Aside from intentional adulteration, and in order to protect the reputation of Canadian honey, there are practices which beekeepers can undertake to prevent unintentional contamination. Beekeepers can work with local farmers and landowners to ensure they are aware when agrochemicals or other potentially harmful sprays are being applied. Some of these chemicals may accumulate in the nectar of plants, which bees will collect to make honey. Also, when applying chemical treatments in the control of any honey bee pests and disease, such as Varroa mites, it is very important to follow the directions on the label. Certain pesticides, antibiotics or other chemicals are not permitted for use when honey supers are in place.  Most will also require a pre-harvest interval (PHI).  This is the amount of time that you need to wait between treatment and placement of honey supers. Following these rules will help prevent possible contamination of honey.

Frame of Honey (ATTTA©2021)

When doing comb rotation in a hive, frames from honey supers can be used for brood chambers, but the opposite should be avoided. Brood comb may have an accumulation of chemicals from previous applications of pesticides. There is also the possibility of other contaminant such cocoons and frass from the brood, as well as other bacteria and fungus.  Best practice is to rotate out old comb every 4 – 5 years.

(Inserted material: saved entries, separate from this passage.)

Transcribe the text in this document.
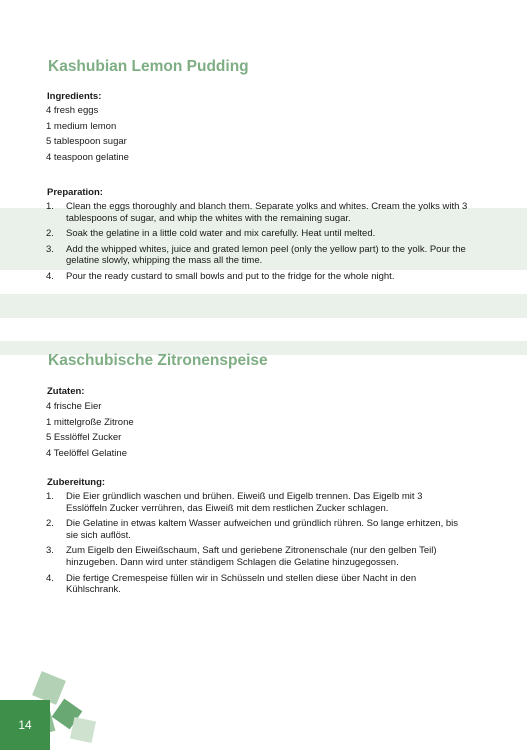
Kashubian Lemon Pudding
Ingredients:
4 fresh eggs
1 medium lemon
5 tablespoon sugar
4 teaspoon gelatine
Preparation:
1. Clean the eggs thoroughly and blanch them. Separate yolks and whites. Cream the yolks with 3 tablespoons of sugar, and whip the whites with the remaining sugar.
2. Soak the gelatine in a little cold water and mix carefully. Heat until melted.
3. Add the whipped whites, juice and grated lemon peel (only the yellow part) to the yolk. Pour the gelatine slowly, whipping the mass all the time.
4. Pour the ready custard to small bowls and put to the fridge for the whole night.
Kaschubische Zitronenspeise
Zutaten:
4 frische Eier
1 mittelgroße Zitrone
5 Esslöffel Zucker
4 Teelöffel Gelatine
Zubereitung:
1. Die Eier gründlich waschen und brühen. Eiweiß und Eigelb trennen. Das Eigelb mit 3 Esslöffeln Zucker verrühren, das Eiweiß mit dem restlichen Zucker schlagen.
2. Die Gelatine in etwas kaltem Wasser aufweichen und gründlich rühren. So lange erhitzen, bis sie sich auflöst.
3. Zum Eigelb den Eiweißschaum, Saft und geriebene Zitronenschale (nur den gelben Teil) hinzugeben. Dann wird unter ständigem Schlagen die Gelatine hinzugegossen.
4. Die fertige Cremespeise füllen wir in Schüsseln und stellen diese über Nacht in den Kühlschrank.
14
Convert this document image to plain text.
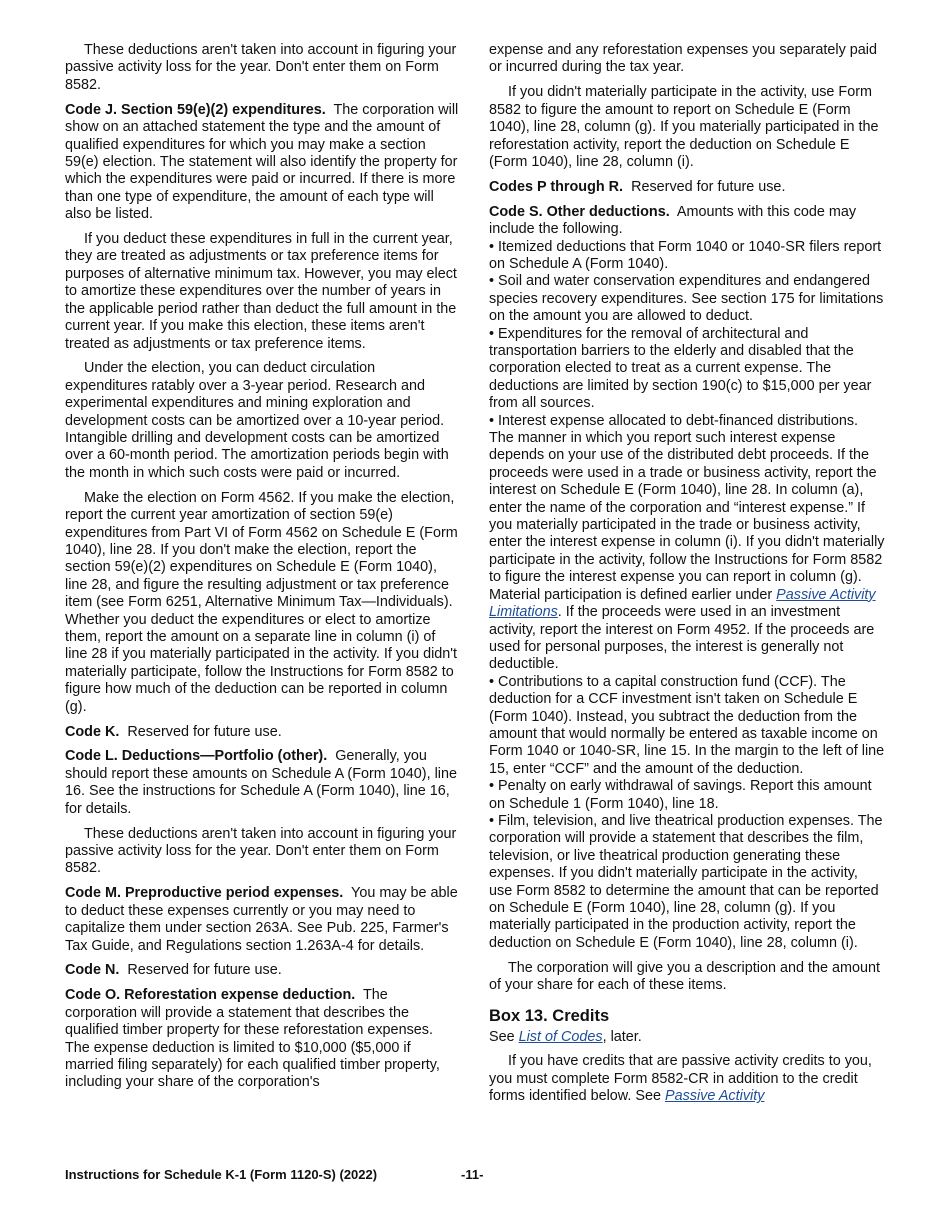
These deductions aren't taken into account in figuring your passive activity loss for the year. Don't enter them on Form 8582.

Code J. Section 59(e)(2) expenditures. The corporation will show on an attached statement the type and the amount of qualified expenditures for which you may make a section 59(e) election. The statement will also identify the property for which the expenditures were paid or incurred. If there is more than one type of expenditure, the amount of each type will also be listed.

If you deduct these expenditures in full in the current year, they are treated as adjustments or tax preference items for purposes of alternative minimum tax. However, you may elect to amortize these expenditures over the number of years in the applicable period rather than deduct the full amount in the current year. If you make this election, these items aren't treated as adjustments or tax preference items.

Under the election, you can deduct circulation expenditures ratably over a 3-year period. Research and experimental expenditures and mining exploration and development costs can be amortized over a 10-year period. Intangible drilling and development costs can be amortized over a 60-month period. The amortization periods begin with the month in which such costs were paid or incurred.

Make the election on Form 4562. If you make the election, report the current year amortization of section 59(e) expenditures from Part VI of Form 4562 on Schedule E (Form 1040), line 28. If you don't make the election, report the section 59(e)(2) expenditures on Schedule E (Form 1040), line 28, and figure the resulting adjustment or tax preference item (see Form 6251, Alternative Minimum Tax—Individuals). Whether you deduct the expenditures or elect to amortize them, report the amount on a separate line in column (i) of line 28 if you materially participated in the activity. If you didn't materially participate, follow the Instructions for Form 8582 to figure how much of the deduction can be reported in column (g).

Code K. Reserved for future use.

Code L. Deductions—Portfolio (other). Generally, you should report these amounts on Schedule A (Form 1040), line 16. See the instructions for Schedule A (Form 1040), line 16, for details.

These deductions aren't taken into account in figuring your passive activity loss for the year. Don't enter them on Form 8582.

Code M. Preproductive period expenses. You may be able to deduct these expenses currently or you may need to capitalize them under section 263A. See Pub. 225, Farmer's Tax Guide, and Regulations section 1.263A-4 for details.

Code N. Reserved for future use.

Code O. Reforestation expense deduction. The corporation will provide a statement that describes the qualified timber property for these reforestation expenses. The expense deduction is limited to $10,000 ($5,000 if married filing separately) for each qualified timber property, including your share of the corporation's

expense and any reforestation expenses you separately paid or incurred during the tax year.

If you didn't materially participate in the activity, use Form 8582 to figure the amount to report on Schedule E (Form 1040), line 28, column (g). If you materially participated in the reforestation activity, report the deduction on Schedule E (Form 1040), line 28, column (i).

Codes P through R. Reserved for future use.

Code S. Other deductions. Amounts with this code may include the following.

• Itemized deductions that Form 1040 or 1040-SR filers report on Schedule A (Form 1040).

• Soil and water conservation expenditures and endangered species recovery expenditures. See section 175 for limitations on the amount you are allowed to deduct.

• Expenditures for the removal of architectural and transportation barriers to the elderly and disabled that the corporation elected to treat as a current expense. The deductions are limited by section 190(c) to $15,000 per year from all sources.

• Interest expense allocated to debt-financed distributions. The manner in which you report such interest expense depends on your use of the distributed debt proceeds. If the proceeds were used in a trade or business activity, report the interest on Schedule E (Form 1040), line 28. In column (a), enter the name of the corporation and “interest expense.” If you materially participated in the trade or business activity, enter the interest expense in column (i). If you didn't materially participate in the activity, follow the Instructions for Form 8582 to figure the interest expense you can report in column (g). Material participation is defined earlier under Passive Activity Limitations. If the proceeds were used in an investment activity, report the interest on Form 4952. If the proceeds are used for personal purposes, the interest is generally not deductible.

• Contributions to a capital construction fund (CCF). The deduction for a CCF investment isn't taken on Schedule E (Form 1040). Instead, you subtract the deduction from the amount that would normally be entered as taxable income on Form 1040 or 1040-SR, line 15. In the margin to the left of line 15, enter “CCF” and the amount of the deduction.

• Penalty on early withdrawal of savings. Report this amount on Schedule 1 (Form 1040), line 18.

• Film, television, and live theatrical production expenses. The corporation will provide a statement that describes the film, television, or live theatrical production generating these expenses. If you didn't materially participate in the activity, use Form 8582 to determine the amount that can be reported on Schedule E (Form 1040), line 28, column (g). If you materially participated in the production activity, report the deduction on Schedule E (Form 1040), line 28, column (i).

The corporation will give you a description and the amount of your share for each of these items.

Box 13. Credits

See List of Codes, later.

If you have credits that are passive activity credits to you, you must complete Form 8582-CR in addition to the credit forms identified below. See Passive Activity

Instructions for Schedule K-1 (Form 1120-S) (2022)	-11-
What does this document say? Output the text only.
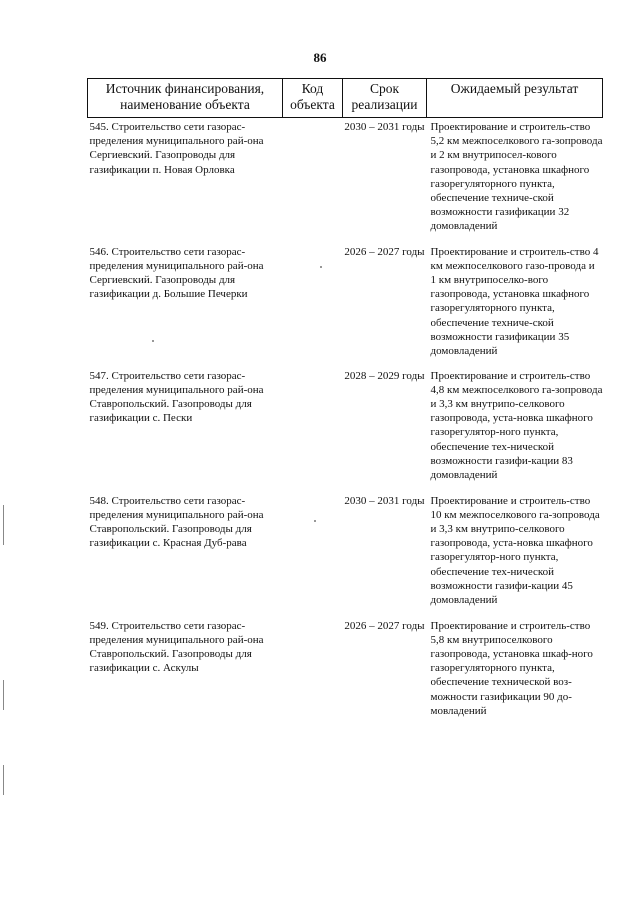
86
Источник финансирования, наименование объекта	Код объекта	Срок реализации	Ожидаемый результат
545. Строительство сети газорас-пределения муниципального рай-она Сергиевский. Газопроводы для газификации п. Новая Орловка		2030 – 2031 годы	Проектирование и строитель-ство 5,2 км межпоселкового га-зопровода и 2 км внутрипосел-кового газопровода, установка шкафного газорегуляторного пункта, обеспечение техниче-ской возможности газификации 32 домовладений
546. Строительство сети газорас-пределения муниципального рай-она Сергиевский. Газопроводы для газификации д. Большие Печерки		2026 – 2027 годы	Проектирование и строитель-ство 4 км межпоселкового газо-провода и 1 км внутрипоселко-вого газопровода, установка шкафного газорегуляторного пункта, обеспечение техниче-ской возможности газификации 35 домовладений
547. Строительство сети газорас-пределения муниципального рай-она Ставропольский. Газопроводы для газификации с. Пески		2028 – 2029 годы	Проектирование и строитель-ство 4,8 км межпоселкового га-зопровода и 3,3 км внутрипо-селкового газопровода, уста-новка шкафного газорегулятор-ного пункта, обеспечение тех-нической возможности газифи-кации 83 домовладений
548. Строительство сети газорас-пределения муниципального рай-она Ставропольский. Газопроводы для газификации с. Красная Дуб-рава		2030 – 2031 годы	Проектирование и строитель-ство 10 км межпоселкового га-зопровода и 3,3 км внутрипо-селкового газопровода, уста-новка шкафного газорегулятор-ного пункта, обеспечение тех-нической возможности газифи-кации 45 домовладений
549. Строительство сети газорас-пределения муниципального рай-она Ставропольский. Газопроводы для газификации с. Аскулы		2026 – 2027 годы	Проектирование и строитель-ство 5,8 км внутрипоселкового газопровода, установка шкаф-ного газорегуляторного пункта, обеспечение технической воз-можности газификации 90 до-мовладений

Another controllable, quality measure of honey is the moisture content.  According to the CFIA, grade A honey should have a moisture content of not more than 17.8%.  When harvesting honey, frames should be 80-90% capped to ensure that the honey is fully ripened and matured. Also, a refractometer can be used to check the moisture of honey to ensure it is finished.  Honey must have a low enough moisture content to prevent the honey from fermenting, so this is important consideration when producing honey.

Honey production can be one of the most rewarding tasks for a beekeeper and the time is quickly approaching for the harvesting to start. There are a few factors, from the bees perspective, to consider before harvesting that liquid gold. Honey bees require enough honey to make it through any periods when a food source is not available. Generally, it is recommended that a colony always has at least three frames of honey and eight to ten frames to successfully survive the winter. In Atlantic Canada, there is usually a drought in August where bees will use their stores for food, so if honey is harvested early, ensure there is enough honey left to sustain the colony.  In the fall, ensure the bees are fed well in preparation for overwintering!

By John MacDonald, ATTTA Summer Research Assistant,

*Report: Honey authenticity surveillance results (2019 to 2020) Canadian Food Inspection Agency.